"That letter; then it was you who received it?"
"Alas! yes," said Mary, "and painful as it was to me, it is most fortunate that I did so."
"Did you read it through?" asked Michel.
"Yes," said the young girl, lowering her eyes before the supplicating glance with which he enfolded her as he asked the question. "Yes, I read it--all; and it is because I did so, dear friend, that I wished to speak to you before you see my sister again."

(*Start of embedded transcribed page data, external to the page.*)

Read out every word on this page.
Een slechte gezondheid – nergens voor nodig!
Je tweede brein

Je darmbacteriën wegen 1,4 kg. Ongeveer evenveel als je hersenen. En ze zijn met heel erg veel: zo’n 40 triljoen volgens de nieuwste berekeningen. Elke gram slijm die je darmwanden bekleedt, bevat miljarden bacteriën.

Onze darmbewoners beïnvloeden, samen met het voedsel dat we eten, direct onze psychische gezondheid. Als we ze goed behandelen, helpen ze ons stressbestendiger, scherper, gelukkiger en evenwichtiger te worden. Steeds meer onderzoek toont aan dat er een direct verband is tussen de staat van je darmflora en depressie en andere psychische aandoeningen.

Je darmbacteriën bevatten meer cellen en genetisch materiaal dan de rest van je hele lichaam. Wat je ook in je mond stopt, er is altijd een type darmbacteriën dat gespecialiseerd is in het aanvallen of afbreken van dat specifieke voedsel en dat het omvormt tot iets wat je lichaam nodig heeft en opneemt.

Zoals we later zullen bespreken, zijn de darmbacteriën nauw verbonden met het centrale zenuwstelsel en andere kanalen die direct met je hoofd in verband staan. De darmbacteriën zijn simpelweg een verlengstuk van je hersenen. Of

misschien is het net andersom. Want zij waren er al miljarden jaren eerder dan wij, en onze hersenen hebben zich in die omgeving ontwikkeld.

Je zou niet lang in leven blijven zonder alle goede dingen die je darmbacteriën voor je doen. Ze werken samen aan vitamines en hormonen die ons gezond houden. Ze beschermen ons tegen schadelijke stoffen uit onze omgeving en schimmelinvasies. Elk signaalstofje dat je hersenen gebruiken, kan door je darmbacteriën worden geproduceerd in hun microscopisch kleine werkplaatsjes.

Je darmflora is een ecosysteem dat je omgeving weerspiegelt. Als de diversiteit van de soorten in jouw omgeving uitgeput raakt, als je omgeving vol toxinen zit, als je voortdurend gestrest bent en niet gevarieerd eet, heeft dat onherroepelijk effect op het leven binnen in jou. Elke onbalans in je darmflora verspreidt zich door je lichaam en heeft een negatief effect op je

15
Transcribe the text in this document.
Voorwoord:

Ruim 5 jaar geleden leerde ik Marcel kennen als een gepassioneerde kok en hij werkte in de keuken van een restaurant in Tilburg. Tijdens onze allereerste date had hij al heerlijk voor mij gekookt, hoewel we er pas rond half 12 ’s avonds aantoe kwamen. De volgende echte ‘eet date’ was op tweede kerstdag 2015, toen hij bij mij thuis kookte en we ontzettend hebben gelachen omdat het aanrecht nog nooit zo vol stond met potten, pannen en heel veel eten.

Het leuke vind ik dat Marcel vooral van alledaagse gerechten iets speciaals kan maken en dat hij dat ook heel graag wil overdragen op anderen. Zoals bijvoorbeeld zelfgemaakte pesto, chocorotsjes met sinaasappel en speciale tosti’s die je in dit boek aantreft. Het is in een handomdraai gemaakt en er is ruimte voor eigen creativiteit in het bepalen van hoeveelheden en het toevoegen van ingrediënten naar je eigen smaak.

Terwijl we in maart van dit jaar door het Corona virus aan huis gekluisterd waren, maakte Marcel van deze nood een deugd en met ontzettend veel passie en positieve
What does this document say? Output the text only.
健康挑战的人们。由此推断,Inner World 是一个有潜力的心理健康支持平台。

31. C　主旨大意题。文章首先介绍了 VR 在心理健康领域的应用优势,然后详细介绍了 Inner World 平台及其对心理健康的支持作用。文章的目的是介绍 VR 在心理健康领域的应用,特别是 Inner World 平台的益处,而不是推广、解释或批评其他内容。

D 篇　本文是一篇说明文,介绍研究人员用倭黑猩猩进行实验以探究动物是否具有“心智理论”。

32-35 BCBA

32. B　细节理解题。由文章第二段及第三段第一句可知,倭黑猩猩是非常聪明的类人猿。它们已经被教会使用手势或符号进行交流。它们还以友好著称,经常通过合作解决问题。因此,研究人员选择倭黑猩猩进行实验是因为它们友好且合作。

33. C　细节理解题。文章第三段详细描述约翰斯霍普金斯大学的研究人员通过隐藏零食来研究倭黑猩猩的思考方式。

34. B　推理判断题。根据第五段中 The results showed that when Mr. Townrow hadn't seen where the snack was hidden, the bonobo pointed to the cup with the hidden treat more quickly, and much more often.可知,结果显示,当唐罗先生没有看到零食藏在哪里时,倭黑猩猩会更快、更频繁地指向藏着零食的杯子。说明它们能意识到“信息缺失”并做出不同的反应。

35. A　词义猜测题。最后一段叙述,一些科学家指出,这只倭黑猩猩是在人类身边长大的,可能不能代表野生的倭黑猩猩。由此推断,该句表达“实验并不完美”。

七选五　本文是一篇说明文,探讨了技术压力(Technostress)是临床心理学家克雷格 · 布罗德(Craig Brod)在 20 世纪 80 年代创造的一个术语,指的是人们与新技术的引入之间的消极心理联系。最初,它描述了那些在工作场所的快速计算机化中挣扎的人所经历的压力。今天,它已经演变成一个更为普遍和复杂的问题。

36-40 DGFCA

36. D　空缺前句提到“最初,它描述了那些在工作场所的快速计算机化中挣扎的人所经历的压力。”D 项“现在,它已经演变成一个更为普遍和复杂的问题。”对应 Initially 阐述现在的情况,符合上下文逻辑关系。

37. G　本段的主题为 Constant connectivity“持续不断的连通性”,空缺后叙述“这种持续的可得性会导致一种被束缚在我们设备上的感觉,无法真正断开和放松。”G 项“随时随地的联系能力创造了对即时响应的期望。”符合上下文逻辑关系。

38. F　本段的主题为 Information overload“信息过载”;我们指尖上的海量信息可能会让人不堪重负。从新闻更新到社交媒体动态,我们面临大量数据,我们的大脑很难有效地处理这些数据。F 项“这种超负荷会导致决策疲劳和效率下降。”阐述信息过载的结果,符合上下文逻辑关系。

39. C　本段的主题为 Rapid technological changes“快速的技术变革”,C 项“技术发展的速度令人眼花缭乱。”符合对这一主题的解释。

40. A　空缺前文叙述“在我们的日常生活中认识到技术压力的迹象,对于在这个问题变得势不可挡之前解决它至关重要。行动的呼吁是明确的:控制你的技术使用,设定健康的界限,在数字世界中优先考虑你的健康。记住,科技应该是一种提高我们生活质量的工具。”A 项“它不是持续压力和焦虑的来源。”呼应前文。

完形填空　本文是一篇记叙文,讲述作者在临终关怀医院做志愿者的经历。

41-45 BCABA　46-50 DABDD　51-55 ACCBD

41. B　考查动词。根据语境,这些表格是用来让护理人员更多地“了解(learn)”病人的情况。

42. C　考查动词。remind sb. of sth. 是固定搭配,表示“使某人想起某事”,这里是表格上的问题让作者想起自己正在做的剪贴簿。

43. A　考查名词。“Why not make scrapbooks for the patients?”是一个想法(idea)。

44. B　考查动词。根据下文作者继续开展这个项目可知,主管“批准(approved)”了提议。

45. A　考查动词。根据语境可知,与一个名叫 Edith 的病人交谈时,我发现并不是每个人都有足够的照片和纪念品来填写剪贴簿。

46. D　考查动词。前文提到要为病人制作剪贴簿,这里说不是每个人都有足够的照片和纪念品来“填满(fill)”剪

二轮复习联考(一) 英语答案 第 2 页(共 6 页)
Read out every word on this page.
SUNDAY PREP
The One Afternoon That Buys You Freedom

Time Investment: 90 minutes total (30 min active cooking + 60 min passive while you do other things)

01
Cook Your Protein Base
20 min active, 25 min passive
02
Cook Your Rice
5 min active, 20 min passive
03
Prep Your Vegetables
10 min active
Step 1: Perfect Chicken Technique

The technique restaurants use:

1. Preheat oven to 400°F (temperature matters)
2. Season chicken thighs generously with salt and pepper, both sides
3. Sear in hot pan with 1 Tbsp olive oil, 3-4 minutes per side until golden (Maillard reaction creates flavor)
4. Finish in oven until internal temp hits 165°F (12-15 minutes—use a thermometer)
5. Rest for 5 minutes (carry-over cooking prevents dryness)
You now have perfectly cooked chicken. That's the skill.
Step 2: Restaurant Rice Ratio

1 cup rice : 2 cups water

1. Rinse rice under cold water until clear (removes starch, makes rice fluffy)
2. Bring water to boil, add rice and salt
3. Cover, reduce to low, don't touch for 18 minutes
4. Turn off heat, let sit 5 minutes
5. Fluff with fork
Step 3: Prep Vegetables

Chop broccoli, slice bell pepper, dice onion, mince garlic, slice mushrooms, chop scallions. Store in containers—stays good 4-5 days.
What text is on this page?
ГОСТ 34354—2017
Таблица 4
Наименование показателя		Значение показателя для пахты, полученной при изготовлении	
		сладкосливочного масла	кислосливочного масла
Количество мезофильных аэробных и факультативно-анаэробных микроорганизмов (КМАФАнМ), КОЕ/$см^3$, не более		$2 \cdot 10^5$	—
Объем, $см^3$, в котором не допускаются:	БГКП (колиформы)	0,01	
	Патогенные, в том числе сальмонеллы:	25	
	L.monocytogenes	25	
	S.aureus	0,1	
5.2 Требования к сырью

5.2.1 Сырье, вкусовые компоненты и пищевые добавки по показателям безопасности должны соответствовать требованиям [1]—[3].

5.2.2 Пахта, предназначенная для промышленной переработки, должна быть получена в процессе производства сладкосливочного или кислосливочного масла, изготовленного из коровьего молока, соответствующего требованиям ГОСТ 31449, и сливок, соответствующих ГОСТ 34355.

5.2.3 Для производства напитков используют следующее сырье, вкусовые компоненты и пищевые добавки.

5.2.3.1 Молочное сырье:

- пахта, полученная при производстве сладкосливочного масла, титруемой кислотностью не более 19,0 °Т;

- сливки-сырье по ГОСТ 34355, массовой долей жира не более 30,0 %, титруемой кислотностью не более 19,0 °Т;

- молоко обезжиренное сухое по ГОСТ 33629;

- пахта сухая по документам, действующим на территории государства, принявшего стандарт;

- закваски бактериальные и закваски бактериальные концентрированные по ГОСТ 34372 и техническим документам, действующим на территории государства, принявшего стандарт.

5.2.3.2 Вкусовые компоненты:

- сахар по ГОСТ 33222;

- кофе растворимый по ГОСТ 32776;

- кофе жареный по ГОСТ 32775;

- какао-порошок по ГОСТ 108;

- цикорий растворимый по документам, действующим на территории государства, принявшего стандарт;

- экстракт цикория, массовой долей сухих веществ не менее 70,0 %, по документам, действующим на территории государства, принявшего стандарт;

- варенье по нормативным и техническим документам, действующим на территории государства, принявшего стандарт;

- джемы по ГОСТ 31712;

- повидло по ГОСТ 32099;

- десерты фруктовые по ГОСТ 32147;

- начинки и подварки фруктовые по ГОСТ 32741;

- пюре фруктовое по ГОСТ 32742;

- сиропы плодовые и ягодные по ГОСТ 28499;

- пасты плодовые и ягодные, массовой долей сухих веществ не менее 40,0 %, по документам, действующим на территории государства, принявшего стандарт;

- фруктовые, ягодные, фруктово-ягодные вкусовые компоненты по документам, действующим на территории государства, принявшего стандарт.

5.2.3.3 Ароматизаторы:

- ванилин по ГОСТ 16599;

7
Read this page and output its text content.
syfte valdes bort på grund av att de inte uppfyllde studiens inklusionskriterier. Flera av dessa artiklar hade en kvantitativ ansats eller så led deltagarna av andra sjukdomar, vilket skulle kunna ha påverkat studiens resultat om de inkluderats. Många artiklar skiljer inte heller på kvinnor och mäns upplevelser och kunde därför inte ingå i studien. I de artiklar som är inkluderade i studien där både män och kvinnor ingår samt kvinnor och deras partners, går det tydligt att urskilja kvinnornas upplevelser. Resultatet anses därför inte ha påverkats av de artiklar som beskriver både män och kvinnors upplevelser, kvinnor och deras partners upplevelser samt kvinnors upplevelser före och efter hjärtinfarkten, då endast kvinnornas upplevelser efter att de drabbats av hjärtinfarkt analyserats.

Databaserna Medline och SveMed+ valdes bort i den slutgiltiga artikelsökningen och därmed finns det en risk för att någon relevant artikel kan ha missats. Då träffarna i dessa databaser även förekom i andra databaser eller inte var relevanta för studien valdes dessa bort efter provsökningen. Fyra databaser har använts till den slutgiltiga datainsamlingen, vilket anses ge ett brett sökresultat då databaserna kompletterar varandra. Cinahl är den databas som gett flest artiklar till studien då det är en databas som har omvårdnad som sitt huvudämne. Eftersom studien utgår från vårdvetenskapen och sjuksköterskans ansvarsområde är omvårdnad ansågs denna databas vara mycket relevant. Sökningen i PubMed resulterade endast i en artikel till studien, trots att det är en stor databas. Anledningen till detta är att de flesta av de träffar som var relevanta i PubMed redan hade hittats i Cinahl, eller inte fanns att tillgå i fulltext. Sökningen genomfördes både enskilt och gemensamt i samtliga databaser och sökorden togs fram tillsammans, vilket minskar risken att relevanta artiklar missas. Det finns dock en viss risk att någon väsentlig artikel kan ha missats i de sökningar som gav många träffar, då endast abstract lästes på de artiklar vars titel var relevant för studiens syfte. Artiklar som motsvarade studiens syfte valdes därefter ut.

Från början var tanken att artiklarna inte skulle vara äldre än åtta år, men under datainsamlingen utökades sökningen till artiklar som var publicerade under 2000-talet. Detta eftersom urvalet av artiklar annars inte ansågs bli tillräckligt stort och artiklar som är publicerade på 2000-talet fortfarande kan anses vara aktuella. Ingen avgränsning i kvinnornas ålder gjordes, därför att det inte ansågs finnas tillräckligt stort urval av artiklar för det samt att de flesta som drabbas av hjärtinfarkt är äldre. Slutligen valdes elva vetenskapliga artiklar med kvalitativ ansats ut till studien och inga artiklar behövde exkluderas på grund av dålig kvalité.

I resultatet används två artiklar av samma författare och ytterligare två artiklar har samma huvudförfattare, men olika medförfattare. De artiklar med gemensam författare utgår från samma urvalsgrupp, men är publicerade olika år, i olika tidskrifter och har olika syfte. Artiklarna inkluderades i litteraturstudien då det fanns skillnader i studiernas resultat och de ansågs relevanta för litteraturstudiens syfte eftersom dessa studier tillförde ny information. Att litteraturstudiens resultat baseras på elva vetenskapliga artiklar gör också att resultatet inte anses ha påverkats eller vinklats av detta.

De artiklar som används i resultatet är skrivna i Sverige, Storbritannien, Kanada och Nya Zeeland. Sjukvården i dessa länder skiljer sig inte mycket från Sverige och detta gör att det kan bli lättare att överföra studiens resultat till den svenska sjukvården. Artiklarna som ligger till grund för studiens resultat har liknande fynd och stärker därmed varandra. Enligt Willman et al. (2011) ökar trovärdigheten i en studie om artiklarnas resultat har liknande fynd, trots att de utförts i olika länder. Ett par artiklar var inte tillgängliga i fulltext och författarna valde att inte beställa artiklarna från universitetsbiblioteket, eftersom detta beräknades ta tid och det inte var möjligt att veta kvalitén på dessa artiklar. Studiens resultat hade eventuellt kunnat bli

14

"But, Mary, do you not see that that letter is truth itself from the first line to the last, and that if I love Bertha at all it can only be as a sister?"
"No, no," cried Mary; "I only know that my future would be horrible if I caused unhappiness to my poor sister whom I love so well."
"But," said Michel, "what do you ask of me?"
"I ask you," replied Mary, clasping her hands, "to sacrifice a feeling which has not had time to strike deep roots into your heart; I ask you to forget a fancy nothing justifies, to renounce an attachment which can have no good result for you and must be fatal to all three of us."
"Ask my life, Mary; I can kill myself, or let myself be killed,--nothing is easier; but to ask me not to love you! Good God! what would my poor heart be if deprived of its love for you?"
"And yet it must be so, dear Michel," said Mary, in her winning voice; "for never--no never--will you obtain from me a word of encouragement for the love you speak of in that letter. I have sworn it."